Comment un régime totalitaire pourra-t-il s’accommoder d’une leader aussi terne à sa tête? « Comment peut-il y avoir un culte de la personnalité sans personnalité » s’interroge-t-on à Moscou.  Brejnev esquisse une réhabilitation de Staline dont il loue « la sagesse ». Toujours par orthodoxie, il se fait un devoir de préserver l’héritage de ce dernier, issu de la victoire de 1945. Aussi, le leader soviétique suit l’avis de ceux qui le poussent à réprimer sévèrement le printemps de Prague en 1968, cette tentative désespérée des Tchécoslovaques pour se libérer de la tyrannie communiste. Dans une logique de préservation de l’ordre établi et de « souveraineté limitée », les armées du « pacte de Varsovie » (URSS et ses satellites) interviennent pour restaurer une impitoyable dictature marxiste.

Pourtant, avec son premier ministre Kossyguine, il consacre l’essentiel de son énergie à la détente avec le monde occidental – après deux décennies de guerre froide. A ses yeux, le salut de l’URSS, y compris sur le plan économique, passe par cette politique. Brejnev établit des relations personnelles étroites et confiantes avec Georges Pompidou – la France étant à ses yeux la tête de pont privilégiée vers l’Ouest – , avec l’Allemand Willy Brandt et surtout, le président américain Richard Nixon. Brejnev vit dans la hantise permanente d’un affrontement militaire avec l’Ouest. La détente se traduit par la signature d’importants accords de désarmement nucléaire. Tel est son objectif essentiel. Les rapports de puissance l’emportent sur l’idéologie, comme en témoignent ses relations conflictuelles avec la Chine communiste de Mao, dont le sanguinaire « Grand bond en avant » – qu’il condamne – fait des dizaines de millions de victimes.

La mort de Pompidou et la démission de Richard Nixon le déstabilisent. Il ne supporte pas Jimmy Carter, à compter de 1976, son idéalisme et ses « ingérences » en matière de droit de l’homme.  Le régime soviétique réprime impitoyablement tout ce qui lui tient tête : l’auteur de l’Archipel du Goulag, le grand Soljenitsyne et le physicien Sakharov, critique du système totalitaire, font l’objet de persécutions permanentes avec une poignée de dissidents.  Il s’oppose par tous moyens au départ des Juifs qui veulent s’installer en Israël. Puis sous la pression de la bureaucratie soviétique, en particulier d’Andropov, chef du KGB, il ordonne en 1979 l’invasion de l’Afghanistan, considéré comme une chasse gardée de l’URSS, sans avoir anticipé la vigueur des réactions occidentales. Sur fond de vertigineux déclin économique, l’effondrement de la détente, le boycott des jeux olympiques de Moscou par les Etats-Unis et une partie de leurs alliés précipitent l’échec de Léonid Brejnev, qui décédera deux ans plus tard.

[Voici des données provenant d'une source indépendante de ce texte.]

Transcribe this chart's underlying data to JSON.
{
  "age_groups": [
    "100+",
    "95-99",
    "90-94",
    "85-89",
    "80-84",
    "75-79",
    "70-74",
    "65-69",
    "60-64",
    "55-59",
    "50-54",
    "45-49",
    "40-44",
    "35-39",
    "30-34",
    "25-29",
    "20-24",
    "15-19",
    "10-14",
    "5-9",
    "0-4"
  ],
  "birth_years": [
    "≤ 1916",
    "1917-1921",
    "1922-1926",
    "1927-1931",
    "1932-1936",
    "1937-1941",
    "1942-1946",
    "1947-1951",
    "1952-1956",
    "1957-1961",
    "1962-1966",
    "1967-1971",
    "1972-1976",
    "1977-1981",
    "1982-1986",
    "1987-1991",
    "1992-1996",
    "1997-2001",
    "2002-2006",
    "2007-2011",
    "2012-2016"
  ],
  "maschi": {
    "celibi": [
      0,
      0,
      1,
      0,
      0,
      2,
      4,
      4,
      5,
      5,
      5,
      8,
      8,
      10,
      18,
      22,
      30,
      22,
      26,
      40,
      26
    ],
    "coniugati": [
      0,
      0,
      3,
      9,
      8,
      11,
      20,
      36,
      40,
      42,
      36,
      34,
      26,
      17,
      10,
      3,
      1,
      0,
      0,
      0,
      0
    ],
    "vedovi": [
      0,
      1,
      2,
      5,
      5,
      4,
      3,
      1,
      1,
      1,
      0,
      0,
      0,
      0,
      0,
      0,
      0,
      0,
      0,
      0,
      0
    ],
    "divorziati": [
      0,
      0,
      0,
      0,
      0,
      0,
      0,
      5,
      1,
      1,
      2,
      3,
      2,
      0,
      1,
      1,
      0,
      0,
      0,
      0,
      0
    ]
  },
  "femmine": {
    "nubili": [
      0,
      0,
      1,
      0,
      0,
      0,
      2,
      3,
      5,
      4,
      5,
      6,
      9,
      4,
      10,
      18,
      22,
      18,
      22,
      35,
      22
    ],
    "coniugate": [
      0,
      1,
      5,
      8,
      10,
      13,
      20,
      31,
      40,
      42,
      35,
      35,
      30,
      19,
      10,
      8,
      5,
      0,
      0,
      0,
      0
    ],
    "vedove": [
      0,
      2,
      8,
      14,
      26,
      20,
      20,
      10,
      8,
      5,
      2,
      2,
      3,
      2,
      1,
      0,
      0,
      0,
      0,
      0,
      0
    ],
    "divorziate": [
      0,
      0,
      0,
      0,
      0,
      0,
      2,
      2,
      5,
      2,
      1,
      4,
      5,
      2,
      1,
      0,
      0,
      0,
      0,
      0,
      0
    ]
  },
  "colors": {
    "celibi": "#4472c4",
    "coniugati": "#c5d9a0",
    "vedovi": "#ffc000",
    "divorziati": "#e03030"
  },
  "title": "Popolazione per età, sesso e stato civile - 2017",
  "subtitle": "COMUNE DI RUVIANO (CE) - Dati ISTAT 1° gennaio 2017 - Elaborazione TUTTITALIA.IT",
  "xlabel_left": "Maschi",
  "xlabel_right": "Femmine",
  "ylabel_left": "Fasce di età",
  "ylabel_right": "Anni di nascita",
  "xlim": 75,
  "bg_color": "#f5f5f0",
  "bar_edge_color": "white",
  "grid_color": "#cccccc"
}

L’échec de Brejnev signe l’échec du système totalitaire, fondé sur le culte de la personnalité, le parti unique, le bannissement du dialogue et la diabolisation de toute forme de discussion et de dissidence, le bannissement de la liberté et la sublimation de l’autoritarisme. En ces temps de grand trouble des esprits et d’incertitude sur l’avenir, puissions-nous, aujourd’hui, ne jamais oublier cette sanglante et vertigineuse faillite.